By Daniel Sholler, Univesity of Pennsylvania
Assessing portfolio composition amidst economic changes is vital to the success of investment clubs and portfolio managers alike. Becoming heavily invested in one industry obviously has its benefits and drawbacks, but ensuring that the former outweighs the latter relies upon an investor’s ability to reevaluate the progression of the industry as frequently and thoroughly as possible. Early last week, many were abandoning ship with solar stocks. However, earnings reports from JA Solar (JASO) changed a lot of minds. Even prior to the numbers being released, I felt that clean technology is still a sector to remain confident in; clearly, though, some readjusting must occur given recent news.
Early Earnings Reports
Initial earnings reports from Evergreen Solar (ESLR) caused a bit of unrest amongst analysts, but I don’t think these shortfalls give an accurate outlook on the solar sector. JA Solar posted downright stunning numbers last week, showing promise for an industry that has fallen under heavy criticism. JA Solar is a model corporation for renewable resource development.

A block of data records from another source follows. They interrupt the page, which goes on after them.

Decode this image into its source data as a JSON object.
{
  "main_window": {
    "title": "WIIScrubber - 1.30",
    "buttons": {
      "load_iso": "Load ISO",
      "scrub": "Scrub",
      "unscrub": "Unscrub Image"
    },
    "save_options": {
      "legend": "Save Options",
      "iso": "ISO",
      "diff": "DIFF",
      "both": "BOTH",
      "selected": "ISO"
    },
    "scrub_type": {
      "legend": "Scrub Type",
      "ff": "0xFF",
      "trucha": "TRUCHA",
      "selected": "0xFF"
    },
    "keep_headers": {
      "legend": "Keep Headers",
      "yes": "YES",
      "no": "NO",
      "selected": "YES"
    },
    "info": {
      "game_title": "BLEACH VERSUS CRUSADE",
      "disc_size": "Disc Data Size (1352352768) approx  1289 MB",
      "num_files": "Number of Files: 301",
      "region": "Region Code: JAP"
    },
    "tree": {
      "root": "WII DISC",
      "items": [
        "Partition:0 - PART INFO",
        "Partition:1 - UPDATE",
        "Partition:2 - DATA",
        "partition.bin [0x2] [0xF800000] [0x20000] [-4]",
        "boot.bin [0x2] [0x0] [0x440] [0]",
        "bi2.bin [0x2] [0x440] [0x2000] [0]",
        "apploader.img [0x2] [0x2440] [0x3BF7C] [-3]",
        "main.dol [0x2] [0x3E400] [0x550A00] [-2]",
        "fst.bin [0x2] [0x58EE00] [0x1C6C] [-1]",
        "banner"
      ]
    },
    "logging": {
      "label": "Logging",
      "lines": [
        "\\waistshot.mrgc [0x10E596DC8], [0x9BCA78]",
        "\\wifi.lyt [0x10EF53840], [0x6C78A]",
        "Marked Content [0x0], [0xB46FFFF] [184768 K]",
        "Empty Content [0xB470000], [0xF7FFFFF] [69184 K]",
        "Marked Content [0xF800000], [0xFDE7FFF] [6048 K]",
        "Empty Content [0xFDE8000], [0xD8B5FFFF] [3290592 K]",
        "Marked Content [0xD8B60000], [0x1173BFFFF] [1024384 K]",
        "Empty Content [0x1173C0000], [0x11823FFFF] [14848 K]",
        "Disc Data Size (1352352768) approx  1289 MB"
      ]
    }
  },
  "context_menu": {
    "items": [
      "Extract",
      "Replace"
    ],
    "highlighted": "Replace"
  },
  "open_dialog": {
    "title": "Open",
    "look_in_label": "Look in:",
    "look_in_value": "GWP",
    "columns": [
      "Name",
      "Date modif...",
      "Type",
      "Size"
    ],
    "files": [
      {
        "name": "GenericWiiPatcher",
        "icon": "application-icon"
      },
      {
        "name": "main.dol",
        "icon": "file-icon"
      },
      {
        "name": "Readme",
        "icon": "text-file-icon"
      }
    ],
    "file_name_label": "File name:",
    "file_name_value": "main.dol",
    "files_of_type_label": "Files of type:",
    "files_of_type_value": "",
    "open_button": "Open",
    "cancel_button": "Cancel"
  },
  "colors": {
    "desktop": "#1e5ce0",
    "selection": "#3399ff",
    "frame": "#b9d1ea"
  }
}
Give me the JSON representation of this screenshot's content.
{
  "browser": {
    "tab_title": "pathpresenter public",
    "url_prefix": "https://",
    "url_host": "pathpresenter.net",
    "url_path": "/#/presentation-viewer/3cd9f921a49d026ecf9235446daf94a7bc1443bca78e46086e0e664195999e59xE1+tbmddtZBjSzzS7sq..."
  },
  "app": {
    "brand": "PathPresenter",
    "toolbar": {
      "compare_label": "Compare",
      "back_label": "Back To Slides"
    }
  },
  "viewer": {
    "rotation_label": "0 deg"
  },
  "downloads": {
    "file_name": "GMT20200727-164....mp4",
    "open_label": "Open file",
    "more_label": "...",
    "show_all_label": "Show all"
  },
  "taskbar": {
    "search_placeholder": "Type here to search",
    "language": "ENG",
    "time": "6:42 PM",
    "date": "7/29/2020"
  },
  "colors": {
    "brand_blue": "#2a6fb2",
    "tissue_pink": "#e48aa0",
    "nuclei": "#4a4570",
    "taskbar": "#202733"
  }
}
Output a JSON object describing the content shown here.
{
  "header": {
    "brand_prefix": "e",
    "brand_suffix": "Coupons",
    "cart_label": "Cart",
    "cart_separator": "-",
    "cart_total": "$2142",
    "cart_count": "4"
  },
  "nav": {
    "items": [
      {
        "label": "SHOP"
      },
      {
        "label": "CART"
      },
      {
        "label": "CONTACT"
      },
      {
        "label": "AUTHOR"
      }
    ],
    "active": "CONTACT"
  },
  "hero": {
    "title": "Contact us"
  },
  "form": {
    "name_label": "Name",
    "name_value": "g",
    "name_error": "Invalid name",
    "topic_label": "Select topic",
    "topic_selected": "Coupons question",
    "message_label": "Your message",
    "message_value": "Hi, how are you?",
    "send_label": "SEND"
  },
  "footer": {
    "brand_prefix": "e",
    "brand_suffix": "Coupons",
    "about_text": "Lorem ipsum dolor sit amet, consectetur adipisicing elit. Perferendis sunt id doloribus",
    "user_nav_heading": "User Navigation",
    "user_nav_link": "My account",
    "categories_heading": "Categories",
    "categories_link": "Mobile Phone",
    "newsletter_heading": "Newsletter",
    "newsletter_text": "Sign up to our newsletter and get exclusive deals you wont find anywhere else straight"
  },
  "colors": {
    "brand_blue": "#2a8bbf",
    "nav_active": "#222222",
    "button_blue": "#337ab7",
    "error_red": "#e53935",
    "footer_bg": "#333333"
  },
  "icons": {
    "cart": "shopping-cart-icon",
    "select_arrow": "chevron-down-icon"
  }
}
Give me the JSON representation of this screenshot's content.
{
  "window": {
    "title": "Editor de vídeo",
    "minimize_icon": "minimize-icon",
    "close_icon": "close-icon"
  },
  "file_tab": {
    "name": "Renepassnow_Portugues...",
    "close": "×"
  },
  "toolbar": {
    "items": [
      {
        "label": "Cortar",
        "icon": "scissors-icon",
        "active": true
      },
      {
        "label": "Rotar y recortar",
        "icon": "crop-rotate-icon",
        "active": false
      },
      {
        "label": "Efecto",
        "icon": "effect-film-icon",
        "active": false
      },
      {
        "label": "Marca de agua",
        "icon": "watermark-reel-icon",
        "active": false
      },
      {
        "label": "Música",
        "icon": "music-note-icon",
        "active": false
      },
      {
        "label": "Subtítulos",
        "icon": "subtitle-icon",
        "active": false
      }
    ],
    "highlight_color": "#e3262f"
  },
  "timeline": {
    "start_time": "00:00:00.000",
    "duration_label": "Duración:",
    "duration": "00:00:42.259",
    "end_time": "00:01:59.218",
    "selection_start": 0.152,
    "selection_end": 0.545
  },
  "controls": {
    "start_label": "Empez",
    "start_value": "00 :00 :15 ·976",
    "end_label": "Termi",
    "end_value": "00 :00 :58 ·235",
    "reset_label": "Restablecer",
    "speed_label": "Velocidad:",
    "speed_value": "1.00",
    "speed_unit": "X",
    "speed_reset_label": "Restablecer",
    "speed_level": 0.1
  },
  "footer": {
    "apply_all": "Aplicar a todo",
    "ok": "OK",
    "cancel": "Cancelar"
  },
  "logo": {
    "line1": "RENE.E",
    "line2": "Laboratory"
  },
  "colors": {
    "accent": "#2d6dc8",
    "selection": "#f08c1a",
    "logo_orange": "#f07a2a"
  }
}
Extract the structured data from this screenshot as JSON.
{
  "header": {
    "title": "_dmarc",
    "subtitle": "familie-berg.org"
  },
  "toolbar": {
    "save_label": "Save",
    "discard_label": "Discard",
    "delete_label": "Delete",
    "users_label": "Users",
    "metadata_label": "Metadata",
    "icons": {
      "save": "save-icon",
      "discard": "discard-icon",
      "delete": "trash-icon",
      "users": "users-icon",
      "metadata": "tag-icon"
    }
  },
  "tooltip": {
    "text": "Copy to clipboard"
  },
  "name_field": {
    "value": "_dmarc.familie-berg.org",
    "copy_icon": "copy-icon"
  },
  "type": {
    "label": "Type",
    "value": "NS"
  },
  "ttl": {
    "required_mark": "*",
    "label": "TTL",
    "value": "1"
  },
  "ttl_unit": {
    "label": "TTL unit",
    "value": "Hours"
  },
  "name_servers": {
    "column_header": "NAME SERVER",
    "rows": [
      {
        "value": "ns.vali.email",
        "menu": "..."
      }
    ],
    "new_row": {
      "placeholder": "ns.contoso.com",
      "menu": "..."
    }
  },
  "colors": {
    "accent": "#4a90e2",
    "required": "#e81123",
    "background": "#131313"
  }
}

Economic recovery in the United States will largely depend on development of renewable resources. While the solar industry’s fate is still in question among many investors, I’d take advantage. JA Solar's numbers will make it difficult to "buy low," but going deeper into solar technologies with stocks like Trina Solar (TSL) is a move many should consider.
Government Investment to Continue
The main reason I’m sticking with solar stocks is the U.S. government’s commitment to renewable energy’s potential. Rhone Resch, president of the Solar Energy Industries Association, stated that an expected 45,000 new jobs would be created in the industry if tax incentives and government initiatives held up in 2010. Wind and solar would be at the forefront of the changes.
I tend to believe in the potential of the renewable energies sector. In a rough economic climate, this industry has been one of the lone bright spots. In recent months, several economists have doubted the U.S. economic growth rates and have cited the lack of innovative technology as the primary reason. Government commitment to developing these renewable resources, as well as parallel efforts in countries like China, will keep the solar and other sectors afloat during recovery. In addition, investors will see promise in the industry later this year as it continues to create jobs amidst a lagging unemployment picture.